Pulte’s general counsel waited four days after the denial-of-service attack began before contacting LIUNA and requesting it stop the attack. The calls and emails continued, so Pulte filed suit, alleging several state-law torts and violations of the CFAA, a statute that both criminalizes certain computer-fraud crimes and creates a civil cause of action.
At the same time, Pulte moved to preliminarily enjoin LIUNA’s phone and email campaign. The district court denied Pulte’s motion, stating that it lacked jurisdiction under the Norris-LaGuardia Act, which requires employers to try to resolve labor disputes through negotiations. Pulte appealed.
The 6th Circuit concluded LIUNA’s phone and email attacks diminished Pulte’s ability to operate, which violates the CFAA. The court held that “a transmission that weakens a sound computer system—or, similarly, one that diminishes a plaintiff’s ability to use data or a system—causes damage.” Two other circuits—the 3rd and the 7th—also have supported the diminished-ability concept.
However, the court affirmed the district court’s denial of Pulte’s request for a preliminary injunction, stating that Pulte failed to comply with Section 8 of the Norris-LaGuardia Act, which requires a plaintiff to make “every reasonable effort to settle the dispute by negotiation.” The court held that Pulte did not engage in enough negotiation.
Pulte leaves an important question hanging in the balance. “When does a reasonable effort to negotiate a settlement end? Is it one offer and one counteroffer?” asks Brian Hall, a partner in Porter Wright’s Labor and Employment Practice. “If [Pulte] had tried to negotiate a settlement with their email and voicemail boxes clogged, the union would have said to rehire the employee, and probably would have given additional conditions. It almost seems Pulte had no negotiating room anyway.”
Given the power of the Internet and social media, labor unions have more communication options than ever at their fingertips, and some resentful members may be tempted to use these media maliciously. Pressing “send” can wreak havoc on a corporation’s ability to communicate not only internally, but also with clients. Luckily for employers, the CFAA forbids impairing a company’s communications in this way.
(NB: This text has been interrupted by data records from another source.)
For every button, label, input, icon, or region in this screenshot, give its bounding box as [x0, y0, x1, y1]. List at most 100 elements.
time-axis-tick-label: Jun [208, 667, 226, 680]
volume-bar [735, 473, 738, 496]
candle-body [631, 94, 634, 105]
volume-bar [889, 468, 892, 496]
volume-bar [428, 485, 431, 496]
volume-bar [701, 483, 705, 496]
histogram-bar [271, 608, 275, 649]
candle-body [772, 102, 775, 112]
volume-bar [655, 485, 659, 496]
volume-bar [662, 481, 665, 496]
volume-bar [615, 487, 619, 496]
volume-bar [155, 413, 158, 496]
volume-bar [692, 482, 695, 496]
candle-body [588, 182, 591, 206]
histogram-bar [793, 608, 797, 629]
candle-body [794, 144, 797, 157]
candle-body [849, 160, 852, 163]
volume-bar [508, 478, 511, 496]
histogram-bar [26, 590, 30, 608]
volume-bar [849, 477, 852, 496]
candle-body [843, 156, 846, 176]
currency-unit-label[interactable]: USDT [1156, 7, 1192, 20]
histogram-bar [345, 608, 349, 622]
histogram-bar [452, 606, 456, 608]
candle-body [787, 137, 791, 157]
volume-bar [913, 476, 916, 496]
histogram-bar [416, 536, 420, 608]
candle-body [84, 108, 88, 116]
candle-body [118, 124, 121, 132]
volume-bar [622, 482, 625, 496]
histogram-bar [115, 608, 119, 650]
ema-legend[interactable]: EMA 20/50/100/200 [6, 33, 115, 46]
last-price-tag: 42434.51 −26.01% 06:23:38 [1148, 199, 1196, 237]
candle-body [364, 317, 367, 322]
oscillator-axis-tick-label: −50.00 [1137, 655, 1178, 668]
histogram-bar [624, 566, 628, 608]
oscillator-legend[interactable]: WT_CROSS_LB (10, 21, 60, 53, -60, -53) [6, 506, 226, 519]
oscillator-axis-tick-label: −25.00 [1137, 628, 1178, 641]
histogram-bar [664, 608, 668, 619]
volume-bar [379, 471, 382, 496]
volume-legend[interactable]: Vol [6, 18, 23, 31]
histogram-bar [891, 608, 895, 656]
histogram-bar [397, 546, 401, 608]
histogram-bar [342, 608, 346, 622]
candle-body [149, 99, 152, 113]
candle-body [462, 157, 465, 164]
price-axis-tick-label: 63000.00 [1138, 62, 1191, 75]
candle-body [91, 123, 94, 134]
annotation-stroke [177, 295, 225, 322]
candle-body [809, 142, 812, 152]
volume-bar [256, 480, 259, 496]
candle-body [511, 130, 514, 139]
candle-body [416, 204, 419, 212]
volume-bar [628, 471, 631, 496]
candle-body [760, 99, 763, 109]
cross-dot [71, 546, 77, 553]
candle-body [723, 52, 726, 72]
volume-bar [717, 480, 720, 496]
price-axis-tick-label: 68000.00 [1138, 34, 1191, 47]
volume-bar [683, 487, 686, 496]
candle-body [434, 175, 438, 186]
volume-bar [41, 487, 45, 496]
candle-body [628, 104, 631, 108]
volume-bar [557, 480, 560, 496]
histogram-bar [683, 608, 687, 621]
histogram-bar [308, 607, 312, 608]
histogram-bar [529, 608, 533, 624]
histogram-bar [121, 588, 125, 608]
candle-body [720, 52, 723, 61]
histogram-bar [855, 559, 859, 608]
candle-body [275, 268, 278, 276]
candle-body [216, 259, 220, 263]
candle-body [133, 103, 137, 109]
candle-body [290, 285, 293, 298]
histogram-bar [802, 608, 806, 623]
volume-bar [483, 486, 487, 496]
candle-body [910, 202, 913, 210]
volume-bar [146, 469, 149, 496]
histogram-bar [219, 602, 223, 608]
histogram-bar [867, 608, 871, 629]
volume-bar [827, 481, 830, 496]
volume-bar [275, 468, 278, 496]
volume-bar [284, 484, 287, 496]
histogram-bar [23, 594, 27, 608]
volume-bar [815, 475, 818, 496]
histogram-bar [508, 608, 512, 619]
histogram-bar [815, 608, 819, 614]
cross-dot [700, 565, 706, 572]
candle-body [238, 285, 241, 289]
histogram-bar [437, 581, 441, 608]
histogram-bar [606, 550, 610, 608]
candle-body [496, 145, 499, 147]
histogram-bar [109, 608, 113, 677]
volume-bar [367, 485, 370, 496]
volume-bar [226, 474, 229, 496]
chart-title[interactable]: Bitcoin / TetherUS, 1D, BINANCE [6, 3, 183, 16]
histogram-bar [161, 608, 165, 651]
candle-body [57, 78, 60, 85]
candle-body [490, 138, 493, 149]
“If an organization is going to use a campaign of technology to shut down a business’s ability to interact with employees and customers, the CFAA says it’s illegal,” says Sam Matchett, a partner in King & Spalding’s Labor & Employment Practice. “It may not take much to sabotage a company and prevent it from conducting business. Robo-calls don’t cost that much, and the emails are sent and phone calls made with intent to injure the company. The intent is there. Pulte was able to use the CFAA to get relief.”
While the ruling that the union violated the CFAA may deter future abusive electronic campaigns, “corporations need to make every effort to meet the legal prerequisite for filing an injunction,” Hall says.
In-house counsel should know that the CFAA is available for certain situations, providing protection against the threat and/or the act of a campaign using calls and emails.
“If a person even threatens [such a campaign], you are in a position to put him on notice that he would violate the CFAA,” says Matchett. “This will help prove that they had intent. If you become aware of a potential or planned campaign, provide prompt notice to the group to cease and desist, based on the CFAA.”
Glenn Patton, a partner in Alston & Bird’s Labor & Employment Group, says that in addition to knowing the options with regard to statutes, corporations will want to arm themselves with a clear-cut social media policy.
“It’s important that all employers be prepared on how to discipline for social media abuse,” he says.